Acknowledging those concerns, IBP recently issued employees a special edition of its in-house newspaper, Communicator, a copy of which was obtained by Dow Jones. The publication offers "responses to some of the many questions employees have been asking" about the pending acquisition, including those about stock options.
"Unfortunately, there will be no equity or value in options with a grant price higher than the $22.25 acquisition price. They will be canceled as of the effective date of the merger," which it says is likely to be sometime next January.
"You will not be able to carry your options over into the new company," the publication advised its readers, promising that after the merger there will be a compensation plan to replace the stock option plan, but added, "the details have not yet been defined."
Numerous employees at IBP, including those at the foreman level, are eligible for stock options, according to people familiar with the company's compensation structure.
The newsletter also states part of management's reasoning behind accepting the DLJ-led bid. "Our company is changing.
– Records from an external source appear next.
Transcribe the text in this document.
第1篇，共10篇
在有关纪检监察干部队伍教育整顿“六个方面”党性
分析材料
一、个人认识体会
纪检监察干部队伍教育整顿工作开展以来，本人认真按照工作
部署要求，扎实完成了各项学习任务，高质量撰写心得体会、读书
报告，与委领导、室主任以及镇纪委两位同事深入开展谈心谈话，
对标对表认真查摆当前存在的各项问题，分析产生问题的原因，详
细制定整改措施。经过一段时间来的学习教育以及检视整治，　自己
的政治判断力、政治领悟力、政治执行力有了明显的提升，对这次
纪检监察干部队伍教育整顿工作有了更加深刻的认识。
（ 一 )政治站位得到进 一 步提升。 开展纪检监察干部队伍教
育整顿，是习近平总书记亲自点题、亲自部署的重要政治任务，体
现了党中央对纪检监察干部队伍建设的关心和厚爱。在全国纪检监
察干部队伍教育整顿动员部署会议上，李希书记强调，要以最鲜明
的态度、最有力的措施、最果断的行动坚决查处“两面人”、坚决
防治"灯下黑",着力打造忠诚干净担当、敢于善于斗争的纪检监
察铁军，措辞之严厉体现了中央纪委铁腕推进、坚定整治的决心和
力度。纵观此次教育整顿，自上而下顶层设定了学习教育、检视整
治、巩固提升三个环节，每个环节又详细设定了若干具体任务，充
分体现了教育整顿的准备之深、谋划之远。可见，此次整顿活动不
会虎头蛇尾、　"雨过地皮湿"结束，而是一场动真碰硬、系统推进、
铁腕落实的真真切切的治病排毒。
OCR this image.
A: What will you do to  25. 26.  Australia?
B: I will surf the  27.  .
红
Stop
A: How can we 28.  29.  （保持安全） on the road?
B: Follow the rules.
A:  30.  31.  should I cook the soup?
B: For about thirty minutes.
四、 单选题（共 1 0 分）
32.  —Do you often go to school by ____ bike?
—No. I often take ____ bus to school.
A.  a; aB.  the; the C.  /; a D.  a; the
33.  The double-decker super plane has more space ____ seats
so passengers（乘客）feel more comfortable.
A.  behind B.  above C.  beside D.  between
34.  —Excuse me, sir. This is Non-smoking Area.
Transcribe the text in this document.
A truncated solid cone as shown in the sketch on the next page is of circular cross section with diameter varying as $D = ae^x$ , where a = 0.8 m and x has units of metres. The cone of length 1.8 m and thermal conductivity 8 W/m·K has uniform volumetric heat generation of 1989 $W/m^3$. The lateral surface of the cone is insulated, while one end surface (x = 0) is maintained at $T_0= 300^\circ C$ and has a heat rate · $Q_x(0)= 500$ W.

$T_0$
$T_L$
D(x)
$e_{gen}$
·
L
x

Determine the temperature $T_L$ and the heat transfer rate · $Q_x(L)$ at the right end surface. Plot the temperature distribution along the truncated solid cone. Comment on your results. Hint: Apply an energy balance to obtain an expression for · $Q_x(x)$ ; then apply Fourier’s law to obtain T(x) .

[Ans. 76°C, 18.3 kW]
We are becoming a much more diversified company and we believe the transition from meatpacker to food company can be accomplished more easily as a privately held operation," it says.
"Private companies do not have to deal with the pressure of making business decisions based upon Wall Street analysts expectations. Instead, they can focus more intently on working for the long-term growth of the company," the publication continued.
In recent months IBP, which has been branded the "nation's number one corporate outlaw," has been investing heavily in the ability to produce what are known as case-ready meats under its new label Thomas E. Wilson meats. The cuts go directly from packing house to meat counter and don't require a supermarket butcher to modify and wrap.
IBP has said shareholders will be asked to vote on the DLJ offer sometime in the next 60-90 days; however, some analysts speculate that the deal has a 50-50 chance of being rejected, if DLJ does not raise the bid.
Meanwhile, even though IBP Inc. was reporting that record export sales had helped third-quarter earnings easily beat expectations the company disappointed some on Wall Street by refusing to comment on its controversial pending buyout. In a post-earnings conference call, IBP Chairman and Chief Executive Robert Peterson said, "We would like very much to discuss the sale of IBP but have been advised we should not do it due to legal reasons."